Henrique Fendrich (Crônica de São Bento)
Jornalista são-bentense residindo em Brasília/DF
Ainda eram nove horas da manhã quando encontrei uma fila quilométrica do lado de fora do shopping center. A princípio pensei que houvesse algum tipo de liquidação. Depois me lembrei dessa história de rolezinho, que andou até fechando shopping por aqui, mas achei pouco provável que ele fosse praticado por pacatas senhoras de meia idade e suas respectivas crianças – pois eram estas as pessoas que compunham a fila. Notei ainda uma ambulância, o que de início me fez pensar em algum mutirão da saúde. Mas acabei indo para o trabalho sem descobrir qual era de fato a razão daquela fila.
Veio a hora do almoço e eu encontrei uma fila inacreditavelmente maior. Agora ela não apenas entrava no shopping como também subia pela escada até o segundo andar. Tive certeza de que algo extraordinário estava para acontecer. Enquanto buscava a origem daquilo, encontrei a livraria do shopping tão apinhada de gente que a fila do caixa quase saia pela porta. Na minha inocência, achei que eram pais desesperados para comprar material escolar para a volta às aulas. Continuei a seguir a fila principal até que finalmente encontrei uma porta fechada diante da qual todos esperavam. Com algum esforço para convencer os outros de que não estava roubando o lugar de ninguém, consegui me aproximar e ler um cartaz informando que naquela mesma tarde o Padre Marcelo Rossi estaria ali autografando o seu mais novo livro. Explicava-se, desse modo, não apenas a fila que se formava desde a manhãzinha como também a movimentação na livraria.
Olhei então a grande multidão e tive pena deles, porque eram como ovelhas que não têm pastor. O dia já estava adiantado, mas não havia quem lhes desse o que comer. Ali permaneceriam até anoitecer, em busca de uma assinatura e algumas palavras de conforto, palavras que não poderiam ser ministradas por um simples padre de paróquia. E tudo que conseguissem ali seria maior do que aquilo que conseguem sozinhos no quarto, com a porta fechada.
Sete copos d’água
Está certo que eu gosto de tomar água, ou se não gosto pelo menos tomo bastante, principalmente em oposição a refrigerantes, cervejas e alguns sucos. Mas mesmo eu achei um exagero ter que tomar sete copos d’água em sequência. Isso deve fazer até mal, de vez em quando sai notícia de alguém que morreu intoxicado de tanta água. Só que este era o único jeito de fazer o exame e, portanto, tive que concordar em encher absurdamente a minha bexiga. Os dois primeiros copos desceram tranquilamente. O terceiro e o quarto demoraram um pouco mais. Nos restantes eu tive a impressão de que iria vomitar água. Resisti, apesar de tudo.
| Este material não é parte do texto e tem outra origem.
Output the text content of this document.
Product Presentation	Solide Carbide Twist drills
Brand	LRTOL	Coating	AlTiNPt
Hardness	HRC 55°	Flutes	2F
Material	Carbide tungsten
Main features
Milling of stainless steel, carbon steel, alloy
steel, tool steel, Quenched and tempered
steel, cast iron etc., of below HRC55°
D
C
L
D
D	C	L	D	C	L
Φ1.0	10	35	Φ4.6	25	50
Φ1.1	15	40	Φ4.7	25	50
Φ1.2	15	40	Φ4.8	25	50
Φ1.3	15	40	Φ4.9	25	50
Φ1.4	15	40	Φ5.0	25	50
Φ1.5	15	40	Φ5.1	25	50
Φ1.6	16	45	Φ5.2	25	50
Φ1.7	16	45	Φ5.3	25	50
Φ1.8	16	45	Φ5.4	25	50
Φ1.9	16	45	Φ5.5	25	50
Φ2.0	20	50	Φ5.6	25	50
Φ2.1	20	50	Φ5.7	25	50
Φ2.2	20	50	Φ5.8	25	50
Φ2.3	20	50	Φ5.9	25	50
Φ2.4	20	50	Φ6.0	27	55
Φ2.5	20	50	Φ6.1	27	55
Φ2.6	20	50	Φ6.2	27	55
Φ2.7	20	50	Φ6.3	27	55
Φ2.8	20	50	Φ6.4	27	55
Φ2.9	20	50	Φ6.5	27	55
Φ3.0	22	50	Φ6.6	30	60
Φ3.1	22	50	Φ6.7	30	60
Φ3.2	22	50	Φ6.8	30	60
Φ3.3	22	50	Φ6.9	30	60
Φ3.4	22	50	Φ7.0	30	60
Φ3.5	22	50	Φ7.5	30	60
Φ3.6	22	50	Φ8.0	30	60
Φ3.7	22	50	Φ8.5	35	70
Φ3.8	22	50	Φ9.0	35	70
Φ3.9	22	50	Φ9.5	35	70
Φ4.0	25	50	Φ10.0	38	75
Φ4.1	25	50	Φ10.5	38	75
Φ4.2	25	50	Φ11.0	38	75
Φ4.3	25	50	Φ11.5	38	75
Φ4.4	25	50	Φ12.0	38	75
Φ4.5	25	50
Mas valeu a pena. Descobri muitas coisas com esse exame. Agora sei, por exemplo, que não apenas tenho um hepatocolédoco dentro de mim como ele inclusive mede 1 mm. Também soube que a minha vesícula, modéstia à parte, possui conteúdo anecóico. E que o meu rim esquerdo mede 111 mm, contra apenas 107 do meu rim direito, o que mostra bem as minhas tendências revolucionárias. Também estou devidamente informado de que o Ducto de Wirsung, provavelmente a parte europeia do meu pâncreas, apresenta calibre normal e linear.
Munido dessas informações, só me restou correr ao banheiro.